People just have to realise when signing up for off the plans that they have more to lose than just their deposit in most cases.

Good way though with little money to get a lot of exposure to the property market you just have to be pretty confident in what you are doing.

Cruised past these on Friday

According to the Port Bouvard site

In 2007 Port Bouvard commenced sales and construction of one of the most exclusive residential apartment developments along the Western Australian coast, the Oceanique Luxury Apartments.

The highly anticipated $160 million Oceanique Luxury Apartment development was officially released to the public in July 2007, with sales to date exceeding all expectations. In total, over 40 of the 67 apartments have been sold, representing over $100 million in gross sales value.

Located within the Southport precinct at the Port Bouvard Residential Resort Estate, all apartments have been designed to ensure dual views; to the golf course and ocean to one side, and over the golf course/estate and estuary to the Darling Range on the other.

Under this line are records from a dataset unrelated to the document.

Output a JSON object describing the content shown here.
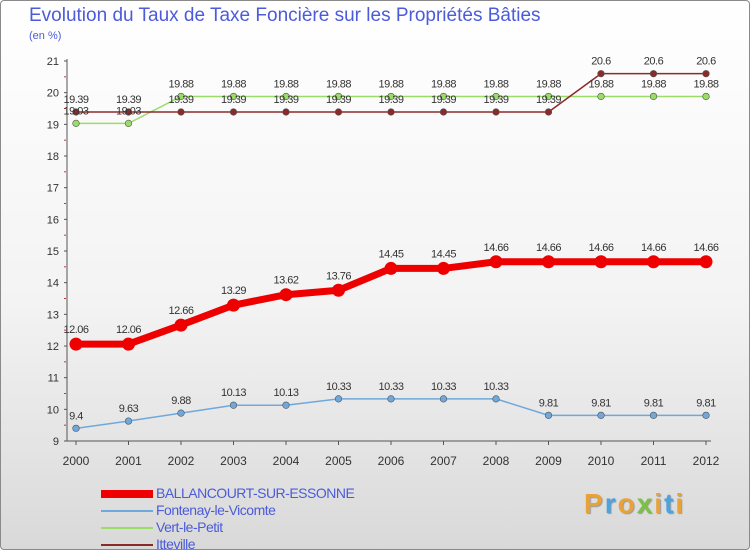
{
  "chart_data": {
    "type": "line",
    "title": "Evolution du Taux de Taxe Foncière sur les Propriétés Bâties",
    "ylabel": "(en %)",
    "xlabel": "",
    "ylim": [
      9,
      21
    ],
    "yticks": [
      "9",
      "10",
      "11",
      "12",
      "13",
      "14",
      "15",
      "16",
      "17",
      "18",
      "19",
      "20",
      "21"
    ],
    "categories": [
      "2000",
      "2001",
      "2002",
      "2003",
      "2004",
      "2005",
      "2006",
      "2007",
      "2008",
      "2009",
      "2010",
      "2011",
      "2012"
    ],
    "series": [
      {
        "name": "BALLANCOURT-SUR-ESSONNE",
        "color": "#ee0000",
        "values": [
          12.06,
          12.06,
          12.66,
          13.29,
          13.62,
          13.76,
          14.45,
          14.45,
          14.66,
          14.66,
          14.66,
          14.66,
          14.66
        ],
        "labels": [
          "12.06",
          "12.06",
          "12.66",
          "13.29",
          "13.62",
          "13.76",
          "14.45",
          "14.45",
          "14.66",
          "14.66",
          "14.66",
          "14.66",
          "14.66"
        ]
      },
      {
        "name": "Fontenay-le-Vicomte",
        "color": "#6fa8dc",
        "values": [
          9.4,
          9.63,
          9.88,
          10.13,
          10.13,
          10.33,
          10.33,
          10.33,
          10.33,
          9.81,
          9.81,
          9.81,
          9.81
        ],
        "labels": [
          "9.4",
          "9.63",
          "9.88",
          "10.13",
          "10.13",
          "10.33",
          "10.33",
          "10.33",
          "10.33",
          "9.81",
          "9.81",
          "9.81",
          "9.81"
        ]
      },
      {
        "name": "Vert-le-Petit",
        "color": "#99dd66",
        "values": [
          19.03,
          19.03,
          19.88,
          19.88,
          19.88,
          19.88,
          19.88,
          19.88,
          19.88,
          19.88,
          19.88,
          19.88,
          19.88
        ],
        "labels": [
          "19.03",
          "19.03",
          "19.88",
          "19.88",
          "19.88",
          "19.88",
          "19.88",
          "19.88",
          "19.88",
          "19.88",
          "19.88",
          "19.88",
          "19.88"
        ]
      },
      {
        "name": "Itteville",
        "color": "#8b2a2a",
        "values": [
          19.39,
          19.39,
          19.39,
          19.39,
          19.39,
          19.39,
          19.39,
          19.39,
          19.39,
          19.39,
          20.6,
          20.6,
          20.6
        ],
        "labels": [
          "19.39",
          "19.39",
          "19.39",
          "19.39",
          "19.39",
          "19.39",
          "19.39",
          "19.39",
          "19.39",
          "19.39",
          "20.6",
          "20.6",
          "20.6"
        ]
      }
    ],
    "legend_position": "bottom-left",
    "grid": false
  },
  "logo": {
    "letters": [
      "P",
      "r",
      "o",
      "x",
      "i",
      "t",
      "i"
    ],
    "colors": [
      "#e8a23a",
      "#4aa3df",
      "#e8a23a",
      "#7cc242",
      "#e8a23a",
      "#4aa3df",
      "#e8a23a"
    ]
  }
}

Apartment owners will be delivered by lift to either a private lobby or directly into their apartment, depending on the apartment layout. This has created a significant privacy factor that has already received tremendous praise from the buyers to date. The variation of available sizes and layouts has meant that the apartments are suitable to a larger cross section of the market.

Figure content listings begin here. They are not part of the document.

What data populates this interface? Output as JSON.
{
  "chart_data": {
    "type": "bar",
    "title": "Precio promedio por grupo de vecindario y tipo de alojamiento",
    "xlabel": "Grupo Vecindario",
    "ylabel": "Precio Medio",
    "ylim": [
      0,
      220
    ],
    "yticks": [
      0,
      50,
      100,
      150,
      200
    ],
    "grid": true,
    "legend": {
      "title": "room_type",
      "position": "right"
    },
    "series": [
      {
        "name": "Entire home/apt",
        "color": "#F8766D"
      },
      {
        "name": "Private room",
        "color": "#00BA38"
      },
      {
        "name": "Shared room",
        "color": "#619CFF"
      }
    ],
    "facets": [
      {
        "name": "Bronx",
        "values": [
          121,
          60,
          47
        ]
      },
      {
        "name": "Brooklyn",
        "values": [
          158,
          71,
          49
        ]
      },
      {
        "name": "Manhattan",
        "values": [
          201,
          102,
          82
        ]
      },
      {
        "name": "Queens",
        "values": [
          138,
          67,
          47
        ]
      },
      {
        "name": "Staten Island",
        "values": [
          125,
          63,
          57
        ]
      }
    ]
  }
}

And from Perth Now last November

A PERTH-BASED property developer has discounted its apartments at Port Bouvard by up to 40 per cent as it looks to move its focus to the bigger Point Grey development.

Developer Port Bouvard today said it had started an aggressive marketing campaign for the remaining 26 apartments at its Oceanique luxury apartment development.

The centrepiece of the campaign will be the up to 40 per cent discount on the apartments’ original asking price, with the prices starting from $780,000.

“The market is vastly different to where it was in 2007, we acknowledge that, so we have priced our remaining apartments to ensure they sell for a price that still provides a suitable return to the Company and offers an attractive value proposition to purchasers,” Port Bouvard chief executive Johnno Wroth said.

“The aggressive sales campaign is targeted to sell the remaining apartments within this iconic development and is based on a need to ‘meet the market’ and to complete Oceanique in a timely fashion, to allow the Company to focus on the long-term development of its next flagship, Point Grey.”
 
Thanks redwing.

Looks like you can occupy them if you want to. My concern was without a critical mass of occupants they might not bother turning the lifts on etc due to the expense and my drive by the other day did not look like many were home if any.

Anyway anyone from the east looking to holiday to play some golf you could not beat this;

http://www.holidayrentals.com.au/property.asp?id=brad rodgers&origin=HolidayRentals

I should stress again as I am sounding cynical, I reckon as far as value goes they are pretty good value even at over 750k. You could not build that complex for 50million to that finish let alone the golf course etc around it.

$170.00 a night for that kind of apartment is pretty good value for short term holdiys.